Published Sep. 3, 2005

Four men convicted of murder have been spared execution after a new agreement was reached Friday with the victims' family giving them clemency. A previous arrangement that involved the forced marriages of eight girls, was scrapped after a national outcry.

Under the new plan, the four men will be released after their family pays the family of the two murder victims $130,000, said Rana Ijaz Ahmad, the law minister of Punjab province.

"The four convicted persons will not be hanged," he told the Associated Press.

Officials went to Abbakhel, a remote area in rural central Pakistan, after media reports of the girls being forced to marry older men shocked many Pakistanis. The original deal, reached earlier this week, also required a $130,000 payment.

"We have just dropped the condition of getting eight girls," said Abdullah Khan, a spokesman for victims' family.

The four men's family will have to sell property and pool their resources to pay the sum, a king's ransom in this poor area.

The deal to spare the men the gallows was reached under Pakistan's Islamic law, which allows the family of a murder victim to ask for clemency. The two families were from the same village of Musakhen, about 140 miles southwest of Islamabad.

One of the eight girls that was to have been forced to marry, Wazeeran Khatoon, 18, said she agreed to wed a man her grandfather's age to spare her father, one of the four sentenced to hang for the murders 14 years ago.

"I knew very well that I would be living with enemy's family," she said.

Forced marriages are not unusual in this remote region in Punjab, where centuries-old traditions still often carry more weight than the law.
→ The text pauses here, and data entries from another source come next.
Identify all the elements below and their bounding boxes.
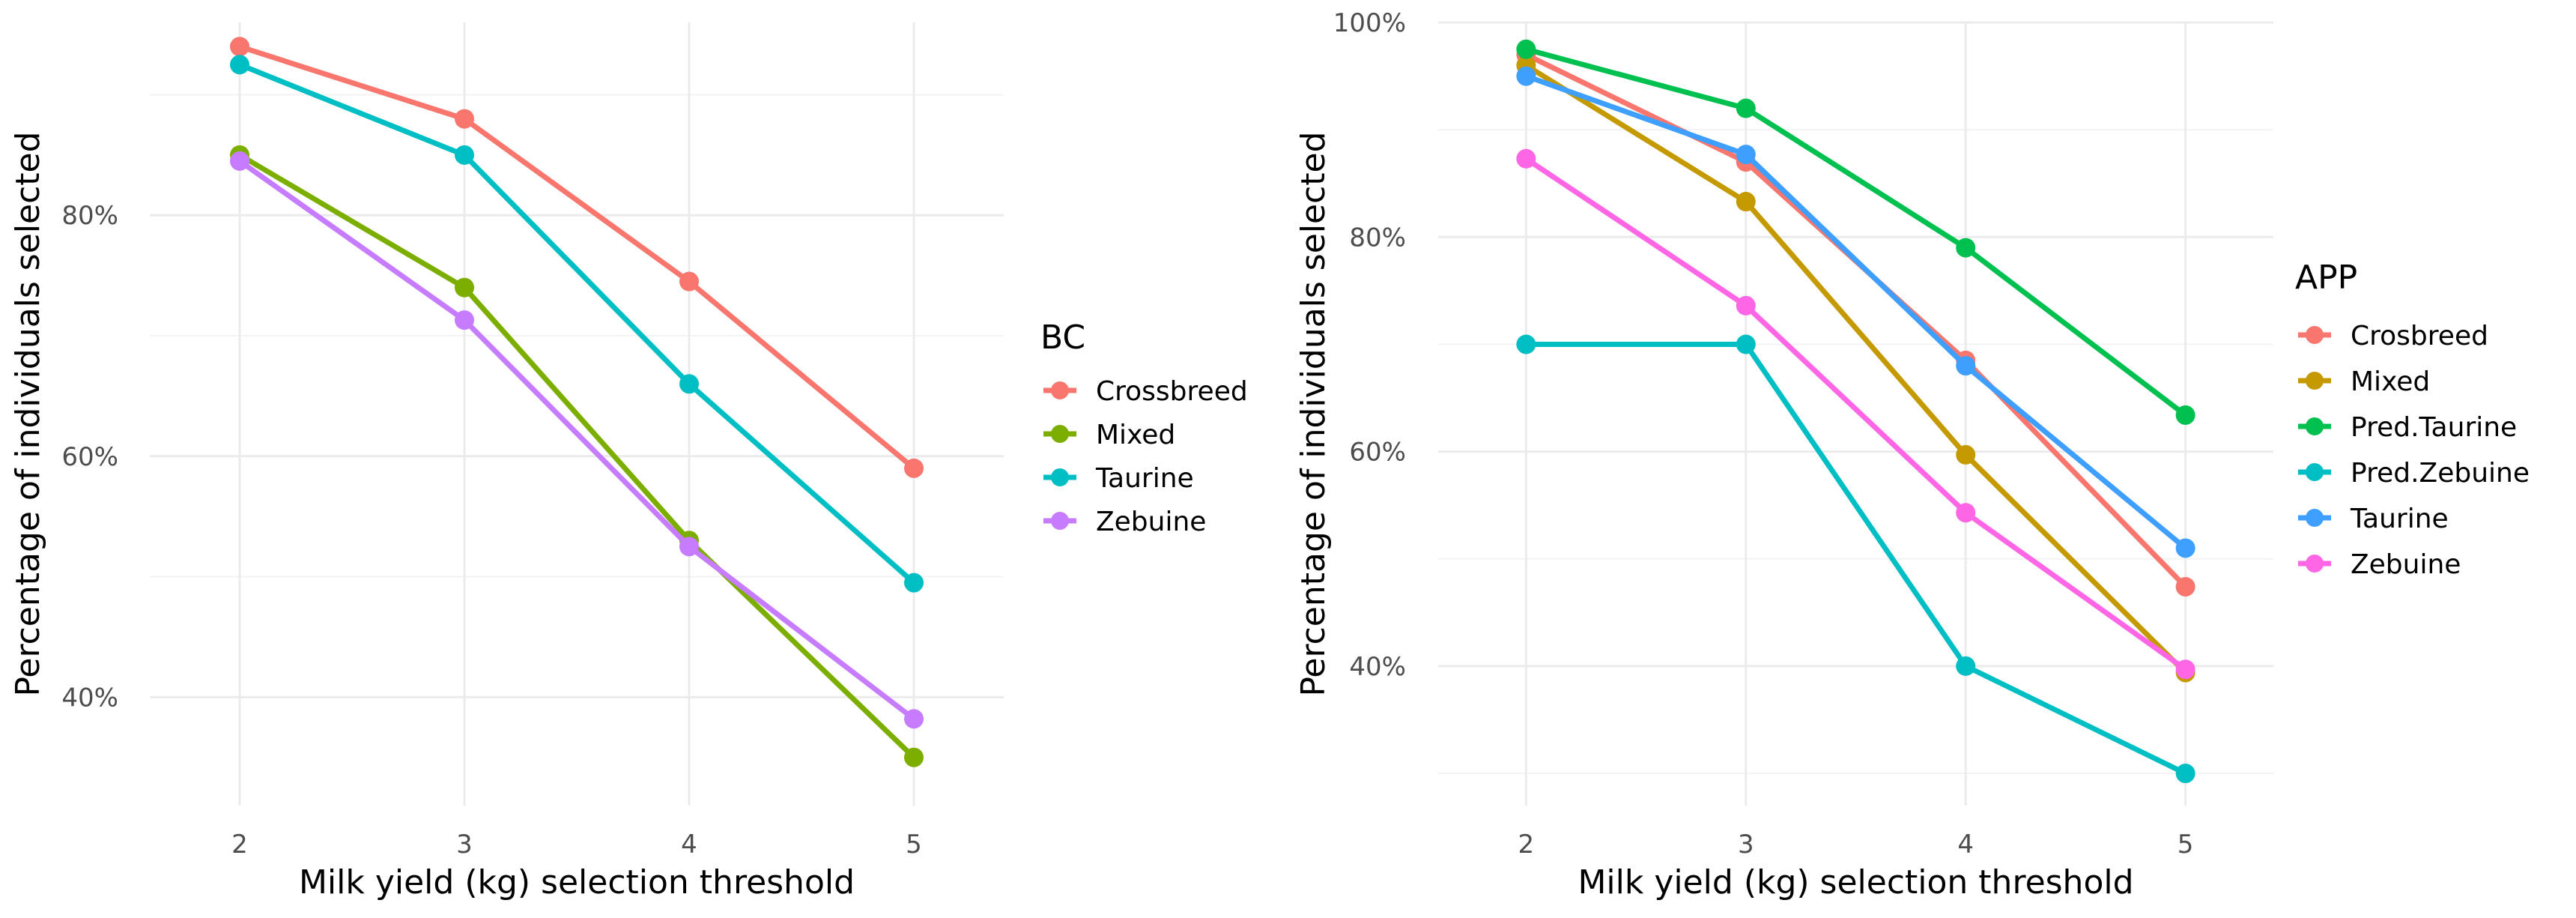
data-point-taurine xyxy=(904,573,924,593)
series-line-taurine xyxy=(1523,73,2189,551)
x-tick-label: 4 xyxy=(681,830,697,860)
legend-label-pred-zebuine: Pred.Zebuine xyxy=(2351,458,2530,489)
data-point-pred-zebuine xyxy=(1516,334,1536,354)
data-point-taurine xyxy=(1956,356,1976,376)
data-point-zebuine xyxy=(1736,295,1756,315)
data-point-zebuine xyxy=(230,151,249,171)
legend-label-zebuine: Zebuine xyxy=(2351,549,2461,580)
data-point-mixed xyxy=(1736,192,1756,212)
y-tick-label: 80% xyxy=(1349,223,1406,253)
data-point-crossbreed xyxy=(679,271,699,292)
legend-key-point-crosbreed xyxy=(2306,326,2324,344)
legend-key-point-zebuine xyxy=(2306,555,2324,573)
legend-key-point-taurine xyxy=(1051,468,1069,486)
legend-label-taurine: Taurine xyxy=(1095,463,1194,494)
legend-title: BC xyxy=(1040,318,1085,357)
y-axis-title: Percentage of individuals selected xyxy=(9,131,47,696)
x-tick-label: 4 xyxy=(1957,830,1974,860)
series-line-mixed xyxy=(1523,62,2189,675)
series-line-zebuine xyxy=(237,158,917,722)
chart-bc: 40% 60% 80% 2 3 4 5 Milk yield (kg) selection t… xyxy=(9,22,1248,902)
series-line-pred-zebuine xyxy=(1523,341,2189,776)
y-tick-label: 40% xyxy=(1349,652,1406,682)
series-line-mixed xyxy=(237,152,917,761)
y-tick-label: 80% xyxy=(61,201,118,231)
data-point-zebuine xyxy=(679,537,699,557)
series-line-pred-taurine xyxy=(1523,46,2189,418)
data-point-pred-taurine xyxy=(2175,405,2195,425)
series-line-crossbreed xyxy=(237,43,917,471)
data-point-crossbreed xyxy=(230,37,249,57)
chart-app: 40% 60% 80% 100% 2 3 4 5 Milk yield (kg) selecti… xyxy=(1294,8,2530,902)
legend-key-point-mixed xyxy=(1051,425,1069,443)
data-point-crosbreed xyxy=(2175,576,2195,597)
legend-key-point-pred-taurine xyxy=(2306,417,2324,435)
data-point-zebuine xyxy=(1956,503,1976,523)
data-point-pred-taurine xyxy=(1956,238,1976,258)
y-tick-label: 60% xyxy=(1349,438,1406,468)
series-line-zebuine xyxy=(1523,156,2189,672)
data-point-taurine xyxy=(455,145,474,165)
data-point-taurine xyxy=(1516,66,1536,86)
legend-label-crossbreed: Crossbreed xyxy=(1096,376,1248,407)
legend-key-point-taurine xyxy=(2306,509,2324,527)
legend-title: APP xyxy=(2295,259,2357,297)
data-point-pred-zebuine xyxy=(1956,656,1976,676)
legend-label-mixed: Mixed xyxy=(2351,366,2430,397)
y-tick-label: 60% xyxy=(61,442,118,472)
data-point-taurine xyxy=(679,374,699,394)
x-axis-title: Milk yield (kg) selection threshold xyxy=(1578,863,2133,902)
data-point-mixed xyxy=(904,747,924,767)
series-line-taurine xyxy=(237,61,917,586)
data-point-zebuine xyxy=(455,310,474,330)
data-point-zebuine xyxy=(1516,148,1536,169)
data-point-crossbreed xyxy=(904,458,924,478)
data-point-taurine xyxy=(230,55,249,75)
data-point-pred-taurine xyxy=(1736,98,1756,118)
legend-label-taurine: Taurine xyxy=(2350,504,2449,534)
data-point-zebuine xyxy=(904,709,924,729)
data-point-pred-zebuine xyxy=(2175,764,2195,784)
x-tick-label: 5 xyxy=(2178,830,2194,860)
legend-label-pred-taurine: Pred.Taurine xyxy=(2351,412,2517,443)
x-tick-label: 2 xyxy=(231,830,248,860)
data-point-taurine xyxy=(2175,538,2195,558)
data-point-mixed xyxy=(1956,444,1976,465)
legend-label-zebuine: Zebuine xyxy=(1096,507,1206,537)
data-point-zebuine xyxy=(2175,659,2195,680)
x-tick-label: 2 xyxy=(1518,830,1535,860)
data-point-crossbreed xyxy=(455,109,474,129)
y-tick-label: 40% xyxy=(61,683,118,713)
y-tick-label: 100% xyxy=(1333,8,1406,38)
x-tick-label: 3 xyxy=(1738,830,1754,860)
data-point-mixed xyxy=(455,277,474,298)
legend-key-point-zebuine xyxy=(1051,512,1069,530)
x-tick-label: 5 xyxy=(906,830,922,860)
data-point-pred-taurine xyxy=(1516,39,1536,59)
legend-key-point-mixed xyxy=(2306,372,2324,390)
legend-key-point-pred-zebuine xyxy=(2306,463,2324,481)
legend-key-point-crossbreed xyxy=(1051,381,1069,399)
x-tick-label: 3 xyxy=(456,830,473,860)
data-point-taurine xyxy=(1736,145,1756,165)
legend-label-mixed: Mixed xyxy=(1096,420,1175,450)
x-axis-title: Milk yield (kg) selection threshold xyxy=(299,863,855,902)
legend-label-crosbreed: Crosbreed xyxy=(2351,321,2488,351)
y-axis-title: Percentage of individuals selected xyxy=(1294,131,1333,696)
data-point-pred-zebuine xyxy=(1736,334,1756,354)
There have been conflicting accounts of the ages of the girls and men involved. Some have said the girls were as young as 5 or even younger, while the oldest husband-to-be was reported to be 80.

Ahmad, the province's law minister, met with Khatoon. He promised the government will end forced marriages to protect the rights of women and children.

RAPE TRIAL BEGINS: Fourteen men went on trial Friday in the gang rape of a woman in a Pakistani village, an attack ordered by a tribal council to punish the victim's family. Four of the men are charged with committing the rape, while 10 others are accused with ordering the attack.

All the accused pleaded not guilty. The four accused of rape face death by hanging. The others face jail terms.